Salimos a la calle y yo empecé a cerrar la puerta.
—Se te olvida el perro, Millie —dijo Sam.
—Es verdad —entré de nuevo, saqué a Digger, me disculpé y metí al animal en el asiento trasero—. ¿Necesitas ayuda? —le pregunté a Sam cuando abrió la puerta del coche con la mano izquierda.
—No, gracias.
Me monté y puse el coche en marcha sin mirar a Sam. Al cabo de un minuto lo intentó de nuevo.
—¿Millie, podemos hablar de lo que ha ocurrido ahí dentro? Por favor.
Tomé aliento, pero en vez de calmarme, el aire me salió casi como un sollozo.
—Ahora mismo no, ¿de acuerdo? —respondí.
Sam me miró durante otro minuto entero.
—Muy bien. Pero lo si...
—¡No te disculpes! Olvídalo.
—Creo que tenemos que hablar de ello, Millie.
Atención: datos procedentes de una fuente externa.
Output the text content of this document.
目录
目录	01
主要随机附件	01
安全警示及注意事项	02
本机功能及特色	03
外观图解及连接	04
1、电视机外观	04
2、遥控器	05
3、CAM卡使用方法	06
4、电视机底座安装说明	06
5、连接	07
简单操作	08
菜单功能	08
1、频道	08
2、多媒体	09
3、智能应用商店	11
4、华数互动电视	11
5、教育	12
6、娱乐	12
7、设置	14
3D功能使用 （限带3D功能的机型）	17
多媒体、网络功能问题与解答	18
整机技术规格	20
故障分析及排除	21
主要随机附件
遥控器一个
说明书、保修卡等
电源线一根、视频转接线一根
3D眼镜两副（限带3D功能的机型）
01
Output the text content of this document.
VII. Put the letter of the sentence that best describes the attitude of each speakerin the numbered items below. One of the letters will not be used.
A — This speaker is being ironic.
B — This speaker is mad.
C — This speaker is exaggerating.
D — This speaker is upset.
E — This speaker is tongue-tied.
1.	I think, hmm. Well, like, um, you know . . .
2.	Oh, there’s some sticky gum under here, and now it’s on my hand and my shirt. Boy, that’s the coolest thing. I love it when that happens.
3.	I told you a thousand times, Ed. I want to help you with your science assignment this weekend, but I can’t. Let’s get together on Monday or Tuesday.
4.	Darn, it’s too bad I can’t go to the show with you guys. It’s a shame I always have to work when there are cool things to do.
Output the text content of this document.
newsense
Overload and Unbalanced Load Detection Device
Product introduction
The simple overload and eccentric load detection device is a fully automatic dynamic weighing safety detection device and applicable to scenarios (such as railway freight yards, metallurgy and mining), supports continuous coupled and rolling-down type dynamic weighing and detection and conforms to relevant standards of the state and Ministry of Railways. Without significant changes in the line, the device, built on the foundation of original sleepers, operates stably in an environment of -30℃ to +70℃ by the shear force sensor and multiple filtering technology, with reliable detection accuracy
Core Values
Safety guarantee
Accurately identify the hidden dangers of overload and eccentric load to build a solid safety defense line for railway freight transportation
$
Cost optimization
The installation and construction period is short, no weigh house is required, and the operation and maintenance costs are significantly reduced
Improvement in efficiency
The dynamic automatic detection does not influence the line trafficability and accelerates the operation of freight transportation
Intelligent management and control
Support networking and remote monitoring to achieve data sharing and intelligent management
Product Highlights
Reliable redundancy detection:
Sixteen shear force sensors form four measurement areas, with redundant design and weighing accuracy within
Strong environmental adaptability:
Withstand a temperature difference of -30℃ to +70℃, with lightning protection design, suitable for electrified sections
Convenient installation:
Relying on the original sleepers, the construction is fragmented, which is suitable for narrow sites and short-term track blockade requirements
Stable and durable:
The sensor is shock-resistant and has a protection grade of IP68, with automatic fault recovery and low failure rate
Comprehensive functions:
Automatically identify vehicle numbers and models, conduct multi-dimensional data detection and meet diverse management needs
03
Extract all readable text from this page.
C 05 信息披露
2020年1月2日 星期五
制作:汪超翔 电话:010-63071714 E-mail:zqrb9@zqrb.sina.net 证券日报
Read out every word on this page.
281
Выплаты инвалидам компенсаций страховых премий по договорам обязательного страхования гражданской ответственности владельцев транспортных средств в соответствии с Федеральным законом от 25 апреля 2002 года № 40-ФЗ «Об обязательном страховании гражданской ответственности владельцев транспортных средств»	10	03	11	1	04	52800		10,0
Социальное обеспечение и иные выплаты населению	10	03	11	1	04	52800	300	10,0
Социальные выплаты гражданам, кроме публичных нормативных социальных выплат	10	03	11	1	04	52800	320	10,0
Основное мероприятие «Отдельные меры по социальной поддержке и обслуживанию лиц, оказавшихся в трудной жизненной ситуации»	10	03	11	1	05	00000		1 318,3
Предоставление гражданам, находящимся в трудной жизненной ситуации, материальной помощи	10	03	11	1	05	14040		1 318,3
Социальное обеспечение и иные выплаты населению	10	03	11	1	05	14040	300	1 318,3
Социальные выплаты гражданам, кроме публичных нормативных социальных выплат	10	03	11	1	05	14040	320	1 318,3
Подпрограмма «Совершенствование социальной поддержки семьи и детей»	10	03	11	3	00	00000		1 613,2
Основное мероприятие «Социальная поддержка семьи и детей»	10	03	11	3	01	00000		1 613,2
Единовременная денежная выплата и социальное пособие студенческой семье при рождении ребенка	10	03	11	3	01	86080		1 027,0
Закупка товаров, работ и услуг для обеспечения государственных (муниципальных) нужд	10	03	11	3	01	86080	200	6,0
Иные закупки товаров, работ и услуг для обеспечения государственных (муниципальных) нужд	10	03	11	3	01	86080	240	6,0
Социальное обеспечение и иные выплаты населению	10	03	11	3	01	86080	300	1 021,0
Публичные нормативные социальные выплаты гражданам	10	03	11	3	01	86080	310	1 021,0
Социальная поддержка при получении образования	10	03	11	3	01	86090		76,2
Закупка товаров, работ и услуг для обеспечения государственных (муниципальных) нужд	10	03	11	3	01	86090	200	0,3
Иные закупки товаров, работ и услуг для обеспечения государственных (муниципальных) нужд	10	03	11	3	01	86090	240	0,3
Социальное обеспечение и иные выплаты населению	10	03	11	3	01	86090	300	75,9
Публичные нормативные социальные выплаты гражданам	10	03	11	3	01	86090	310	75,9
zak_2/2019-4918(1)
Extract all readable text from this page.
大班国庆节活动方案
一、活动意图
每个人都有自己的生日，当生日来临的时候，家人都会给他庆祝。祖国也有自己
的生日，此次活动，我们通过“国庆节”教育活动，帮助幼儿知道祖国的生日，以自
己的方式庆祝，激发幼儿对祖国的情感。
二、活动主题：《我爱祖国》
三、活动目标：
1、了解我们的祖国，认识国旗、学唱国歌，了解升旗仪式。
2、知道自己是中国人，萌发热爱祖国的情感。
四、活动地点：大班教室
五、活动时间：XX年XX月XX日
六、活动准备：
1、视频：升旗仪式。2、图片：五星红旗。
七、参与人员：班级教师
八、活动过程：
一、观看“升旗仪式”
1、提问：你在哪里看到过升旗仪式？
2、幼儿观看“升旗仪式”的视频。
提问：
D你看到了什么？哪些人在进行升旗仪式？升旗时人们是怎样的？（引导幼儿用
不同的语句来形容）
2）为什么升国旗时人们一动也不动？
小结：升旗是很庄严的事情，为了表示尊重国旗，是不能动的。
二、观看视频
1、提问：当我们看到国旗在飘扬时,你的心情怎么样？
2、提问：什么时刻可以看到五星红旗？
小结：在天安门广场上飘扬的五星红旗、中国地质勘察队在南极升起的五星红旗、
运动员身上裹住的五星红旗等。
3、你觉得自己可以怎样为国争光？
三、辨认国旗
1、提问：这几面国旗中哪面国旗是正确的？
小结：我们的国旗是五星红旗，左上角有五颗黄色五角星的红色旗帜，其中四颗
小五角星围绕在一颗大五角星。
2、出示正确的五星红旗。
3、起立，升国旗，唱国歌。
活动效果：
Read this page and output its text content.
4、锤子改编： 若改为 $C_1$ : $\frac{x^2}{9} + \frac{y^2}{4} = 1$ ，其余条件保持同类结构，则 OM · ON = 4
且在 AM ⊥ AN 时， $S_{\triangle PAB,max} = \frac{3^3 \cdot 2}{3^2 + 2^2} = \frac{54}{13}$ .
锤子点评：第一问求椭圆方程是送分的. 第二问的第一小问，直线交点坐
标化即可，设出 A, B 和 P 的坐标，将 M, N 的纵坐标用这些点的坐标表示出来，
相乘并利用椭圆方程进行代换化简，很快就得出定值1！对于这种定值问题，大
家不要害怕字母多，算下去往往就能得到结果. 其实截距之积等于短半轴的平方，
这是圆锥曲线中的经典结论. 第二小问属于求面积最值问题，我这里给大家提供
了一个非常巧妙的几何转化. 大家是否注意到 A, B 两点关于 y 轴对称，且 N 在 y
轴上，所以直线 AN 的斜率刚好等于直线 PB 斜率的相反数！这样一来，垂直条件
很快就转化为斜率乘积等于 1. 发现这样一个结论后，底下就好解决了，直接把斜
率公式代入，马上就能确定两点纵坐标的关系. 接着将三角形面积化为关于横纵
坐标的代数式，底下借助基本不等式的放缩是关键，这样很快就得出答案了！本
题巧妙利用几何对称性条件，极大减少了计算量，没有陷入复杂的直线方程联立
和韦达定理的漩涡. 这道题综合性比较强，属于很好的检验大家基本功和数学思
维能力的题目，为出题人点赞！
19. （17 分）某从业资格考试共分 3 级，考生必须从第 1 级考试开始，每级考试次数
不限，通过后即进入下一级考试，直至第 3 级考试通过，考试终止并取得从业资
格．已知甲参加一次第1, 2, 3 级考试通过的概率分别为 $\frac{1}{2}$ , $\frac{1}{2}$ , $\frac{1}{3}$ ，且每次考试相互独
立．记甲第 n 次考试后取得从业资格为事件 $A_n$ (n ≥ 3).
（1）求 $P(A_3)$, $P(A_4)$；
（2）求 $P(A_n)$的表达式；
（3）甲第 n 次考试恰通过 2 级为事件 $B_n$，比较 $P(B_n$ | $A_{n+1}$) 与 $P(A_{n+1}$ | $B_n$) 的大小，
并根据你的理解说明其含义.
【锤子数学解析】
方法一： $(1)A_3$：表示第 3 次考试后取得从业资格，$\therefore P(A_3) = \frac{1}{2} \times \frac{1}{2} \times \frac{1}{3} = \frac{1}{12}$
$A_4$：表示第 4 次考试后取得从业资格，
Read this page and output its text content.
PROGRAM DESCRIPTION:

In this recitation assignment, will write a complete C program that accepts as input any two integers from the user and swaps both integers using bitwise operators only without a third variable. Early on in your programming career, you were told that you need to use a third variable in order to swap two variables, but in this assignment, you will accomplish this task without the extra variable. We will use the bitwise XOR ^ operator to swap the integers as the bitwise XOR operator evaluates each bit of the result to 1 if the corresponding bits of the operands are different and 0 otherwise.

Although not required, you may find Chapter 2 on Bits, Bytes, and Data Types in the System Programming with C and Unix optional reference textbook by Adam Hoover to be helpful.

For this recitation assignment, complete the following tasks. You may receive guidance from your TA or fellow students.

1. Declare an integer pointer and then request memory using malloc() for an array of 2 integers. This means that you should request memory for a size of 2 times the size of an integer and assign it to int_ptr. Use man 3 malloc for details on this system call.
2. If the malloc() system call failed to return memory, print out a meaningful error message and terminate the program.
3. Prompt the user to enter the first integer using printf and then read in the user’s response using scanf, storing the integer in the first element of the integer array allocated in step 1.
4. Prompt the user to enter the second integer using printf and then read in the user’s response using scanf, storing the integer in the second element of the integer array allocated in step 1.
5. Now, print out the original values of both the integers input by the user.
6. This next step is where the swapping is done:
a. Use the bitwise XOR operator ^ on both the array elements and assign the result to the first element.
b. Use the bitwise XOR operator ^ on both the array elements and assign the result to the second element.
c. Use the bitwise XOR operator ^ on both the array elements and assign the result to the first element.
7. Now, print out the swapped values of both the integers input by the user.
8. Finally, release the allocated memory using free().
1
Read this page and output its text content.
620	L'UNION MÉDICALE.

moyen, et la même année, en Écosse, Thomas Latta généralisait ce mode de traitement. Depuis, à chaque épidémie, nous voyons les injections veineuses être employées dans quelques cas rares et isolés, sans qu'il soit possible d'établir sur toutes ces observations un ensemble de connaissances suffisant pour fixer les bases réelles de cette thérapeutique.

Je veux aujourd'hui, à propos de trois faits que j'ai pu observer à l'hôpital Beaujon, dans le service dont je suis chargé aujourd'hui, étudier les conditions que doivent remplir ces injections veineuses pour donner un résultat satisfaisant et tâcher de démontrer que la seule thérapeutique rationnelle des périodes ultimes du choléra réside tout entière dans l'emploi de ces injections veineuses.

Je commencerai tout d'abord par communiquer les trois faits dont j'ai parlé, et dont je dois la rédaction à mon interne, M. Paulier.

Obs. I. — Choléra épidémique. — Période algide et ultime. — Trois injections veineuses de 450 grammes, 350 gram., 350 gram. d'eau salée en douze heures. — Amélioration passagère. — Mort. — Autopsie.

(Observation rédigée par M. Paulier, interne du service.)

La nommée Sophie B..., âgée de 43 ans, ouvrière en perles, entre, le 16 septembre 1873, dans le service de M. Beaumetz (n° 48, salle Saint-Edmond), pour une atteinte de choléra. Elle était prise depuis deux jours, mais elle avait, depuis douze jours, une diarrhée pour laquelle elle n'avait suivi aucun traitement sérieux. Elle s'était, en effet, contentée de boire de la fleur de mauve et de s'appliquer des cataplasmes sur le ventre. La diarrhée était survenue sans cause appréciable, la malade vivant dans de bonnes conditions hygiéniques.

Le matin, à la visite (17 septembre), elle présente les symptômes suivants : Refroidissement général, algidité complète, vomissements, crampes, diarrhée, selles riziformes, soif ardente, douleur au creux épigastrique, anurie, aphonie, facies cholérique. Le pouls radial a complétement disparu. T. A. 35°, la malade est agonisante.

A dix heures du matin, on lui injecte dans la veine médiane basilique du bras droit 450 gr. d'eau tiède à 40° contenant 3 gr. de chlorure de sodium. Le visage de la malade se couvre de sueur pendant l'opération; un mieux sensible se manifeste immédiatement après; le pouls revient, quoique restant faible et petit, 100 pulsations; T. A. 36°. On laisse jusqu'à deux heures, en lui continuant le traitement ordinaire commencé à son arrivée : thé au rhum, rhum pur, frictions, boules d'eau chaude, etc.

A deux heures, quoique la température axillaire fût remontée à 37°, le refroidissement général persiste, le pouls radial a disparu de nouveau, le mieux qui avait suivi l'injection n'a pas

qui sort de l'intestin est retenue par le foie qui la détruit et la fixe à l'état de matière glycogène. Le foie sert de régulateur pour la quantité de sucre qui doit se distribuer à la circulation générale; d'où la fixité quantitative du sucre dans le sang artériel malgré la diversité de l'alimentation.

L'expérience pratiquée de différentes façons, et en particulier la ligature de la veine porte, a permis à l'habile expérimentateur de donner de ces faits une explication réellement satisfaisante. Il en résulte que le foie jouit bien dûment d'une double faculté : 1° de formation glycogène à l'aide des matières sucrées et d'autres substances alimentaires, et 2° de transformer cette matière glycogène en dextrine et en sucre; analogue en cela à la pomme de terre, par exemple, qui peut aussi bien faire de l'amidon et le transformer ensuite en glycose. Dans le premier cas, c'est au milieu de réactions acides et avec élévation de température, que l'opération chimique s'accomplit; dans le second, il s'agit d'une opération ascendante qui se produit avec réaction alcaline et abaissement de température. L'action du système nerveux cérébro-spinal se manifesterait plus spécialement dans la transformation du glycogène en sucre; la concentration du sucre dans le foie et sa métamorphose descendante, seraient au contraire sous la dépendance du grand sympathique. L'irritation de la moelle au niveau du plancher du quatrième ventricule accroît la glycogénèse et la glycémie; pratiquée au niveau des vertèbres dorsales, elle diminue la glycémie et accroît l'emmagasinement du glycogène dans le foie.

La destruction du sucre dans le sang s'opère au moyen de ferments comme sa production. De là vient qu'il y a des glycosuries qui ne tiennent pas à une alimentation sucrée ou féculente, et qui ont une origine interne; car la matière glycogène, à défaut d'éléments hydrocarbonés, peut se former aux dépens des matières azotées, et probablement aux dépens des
—¡Ahora no! ¡Ahora no! ¿De acuerdo, Sam? Ahora no —Digger, al notar mi incomodidad, asomó la cabeza entre los dos asientos y me lamió la oreja.
Sam no dijo nada más hasta que llegamos a su casa. Danny, al que obviamente había llamado Ethel, salió corriendo de casa.
—Mira —dije—. Es Danny. Tu hijo. Mi sobrino.
—Oh, Millie —dijo Sam.
—¡Papá! ¡Papá! ¿Estás bien? —Danny abrió la puerta del copiloto y Sam salió del coche.
—Estoy bien, Dan. Sólo una contusión.
—Oh, papá... —Danny abrazó a su padre con cuidado e intentó no llorar. Yo apoyé la frente en el volante y las lágrimas me inundaron los ojos—. Tía Mil, ¿se pondrá bien?
Yo me sequé las lágrimas, abrí mi puerta y salí, pero no me alejé del coche.
—Se pondrá bien, cariño —dije, y mi voz sonó normal por primera vez en toda la noche—. Le dieron en el hombro con una barreta. Él te lo contará. Llámame si necesitáis algo, ¿de acuerdo? Pero de momento que entre en casa. Dale cuatro pastillas de Motriz y ponle hielo en el hombro.
—Vamos, papá —dijo Danny. Sam me miró, pero dejó que su hijo lo metiera en casa.